Comment They picked the wrong project to try and bully. (Score 4, Interesting) 33

The Linux Foundation has its own lawyers, and their whole reason for being is IP law. This isn't going to end up like Hashicorp thinks it will, Open source law at this point is well established and clarified in legal precedent, not to mention hundreds of years of contract law precedent. If, as it seems, this was all previously MPLed code, Hashicorp haven't got a leg to stand on.

Comment Nuicance patents (Score 3, Insightful) 38

The article is light on details, and doing further research it *seems* to be , as best as I can tell that this has something to do with "software defined memory", ie defining how much memory a VM can alllocate. That seems to be the gist of Koves patents

I dont understand how this is parentable. "Let VMs have a specified amount of RAM" seems such an uninventable obvious thing. But if it that is what the patent in question is about, that seems to be something that threatens the whole of modern large scale computing.

I hope Amazon appeals this, not for amazons sake but for the whole damn industries sake, its potentially as big a threat as those stupid SCO lawsuits where, had they succeeded.

Comment Re:Open not so open (Score 2) 60

Yeah its a model from the old shareware days of the 90s that never really got updated to modern expectations.

This is a shame really.
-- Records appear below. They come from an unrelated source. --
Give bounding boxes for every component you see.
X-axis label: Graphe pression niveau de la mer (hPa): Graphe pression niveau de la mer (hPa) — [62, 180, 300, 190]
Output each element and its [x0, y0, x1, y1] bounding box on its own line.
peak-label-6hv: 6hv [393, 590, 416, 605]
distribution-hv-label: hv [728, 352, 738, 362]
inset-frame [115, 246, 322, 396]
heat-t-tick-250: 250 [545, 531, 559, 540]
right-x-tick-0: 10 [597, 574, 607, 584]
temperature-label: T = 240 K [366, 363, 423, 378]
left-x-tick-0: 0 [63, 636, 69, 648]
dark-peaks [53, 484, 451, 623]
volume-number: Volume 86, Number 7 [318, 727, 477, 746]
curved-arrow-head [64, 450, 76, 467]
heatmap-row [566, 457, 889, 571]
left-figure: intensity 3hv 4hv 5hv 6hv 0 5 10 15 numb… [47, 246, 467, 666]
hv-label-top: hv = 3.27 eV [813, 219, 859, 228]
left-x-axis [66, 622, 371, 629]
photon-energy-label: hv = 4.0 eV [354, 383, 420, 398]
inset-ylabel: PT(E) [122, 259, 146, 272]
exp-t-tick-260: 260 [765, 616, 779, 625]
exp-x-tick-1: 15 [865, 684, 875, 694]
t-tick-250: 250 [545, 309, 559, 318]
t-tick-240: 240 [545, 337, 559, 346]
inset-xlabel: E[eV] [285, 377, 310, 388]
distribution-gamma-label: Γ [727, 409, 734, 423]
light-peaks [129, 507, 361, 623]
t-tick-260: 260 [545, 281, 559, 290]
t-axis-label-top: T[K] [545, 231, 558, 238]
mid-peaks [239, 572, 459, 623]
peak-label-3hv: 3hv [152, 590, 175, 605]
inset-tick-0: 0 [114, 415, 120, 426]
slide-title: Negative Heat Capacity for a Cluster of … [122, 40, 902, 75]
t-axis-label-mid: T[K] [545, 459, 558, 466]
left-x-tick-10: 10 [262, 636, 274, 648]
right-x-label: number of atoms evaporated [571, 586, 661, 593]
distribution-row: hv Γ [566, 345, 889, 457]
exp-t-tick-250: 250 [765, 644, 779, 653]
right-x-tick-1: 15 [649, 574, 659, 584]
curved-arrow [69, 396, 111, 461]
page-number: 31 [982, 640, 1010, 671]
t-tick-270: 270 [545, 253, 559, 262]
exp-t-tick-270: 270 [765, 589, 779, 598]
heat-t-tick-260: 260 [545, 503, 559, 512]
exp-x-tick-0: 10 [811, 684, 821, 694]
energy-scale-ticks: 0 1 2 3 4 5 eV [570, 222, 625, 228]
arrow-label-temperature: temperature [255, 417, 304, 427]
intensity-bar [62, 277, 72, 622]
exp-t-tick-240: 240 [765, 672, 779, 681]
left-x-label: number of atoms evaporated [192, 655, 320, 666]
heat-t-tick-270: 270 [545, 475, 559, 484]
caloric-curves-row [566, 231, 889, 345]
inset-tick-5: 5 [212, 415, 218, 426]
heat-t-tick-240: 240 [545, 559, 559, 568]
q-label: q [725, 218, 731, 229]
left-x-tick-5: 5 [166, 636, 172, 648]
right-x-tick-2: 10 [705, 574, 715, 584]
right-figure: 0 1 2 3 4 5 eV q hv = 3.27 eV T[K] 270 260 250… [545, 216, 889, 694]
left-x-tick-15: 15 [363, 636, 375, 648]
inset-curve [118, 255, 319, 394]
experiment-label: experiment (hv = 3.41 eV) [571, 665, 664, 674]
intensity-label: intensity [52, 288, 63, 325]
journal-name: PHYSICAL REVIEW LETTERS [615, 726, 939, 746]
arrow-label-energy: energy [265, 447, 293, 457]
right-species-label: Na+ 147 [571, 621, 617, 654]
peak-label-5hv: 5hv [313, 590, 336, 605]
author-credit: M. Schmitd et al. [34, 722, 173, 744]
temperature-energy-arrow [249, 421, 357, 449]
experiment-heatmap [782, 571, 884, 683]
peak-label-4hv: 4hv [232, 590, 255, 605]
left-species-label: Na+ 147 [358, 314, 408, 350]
Younger coders really have no perspective on what us old greybeards worked with back in the day, and just how different, and frankly interesting, the old mainframes where compared to the current world of clustered microcomputers running either windows or some variant of unix thats almost always either Linux or BSD.

VMS was a very un-unix OS, under the hood closer to windows than windows to (*)nix and perhaps we are better off with it in the rear mirror, but it still has a few lessons to teach, particularly around security (VMS was almost cloyingly secure, but that made it extremely safe for critical infastructure [Banks loved these things])

Retrospectively the two languages I learned on VMS, Cobol and ADABAS Natural where absolutely horrible corporate hell languages, but my grandfathers memories of VMS where about freewheeling around in Fortran and VaxBasic (The virtues of which me and him disagreed on vehemently, the old boy was convinced 'structured programming' is a fad and the world would return to the promised land of BASIC and Assembly. I miss that old timer, RIP). It was a pretty diverse ecosystem for its era and status as an OS for million dollar big iron machines.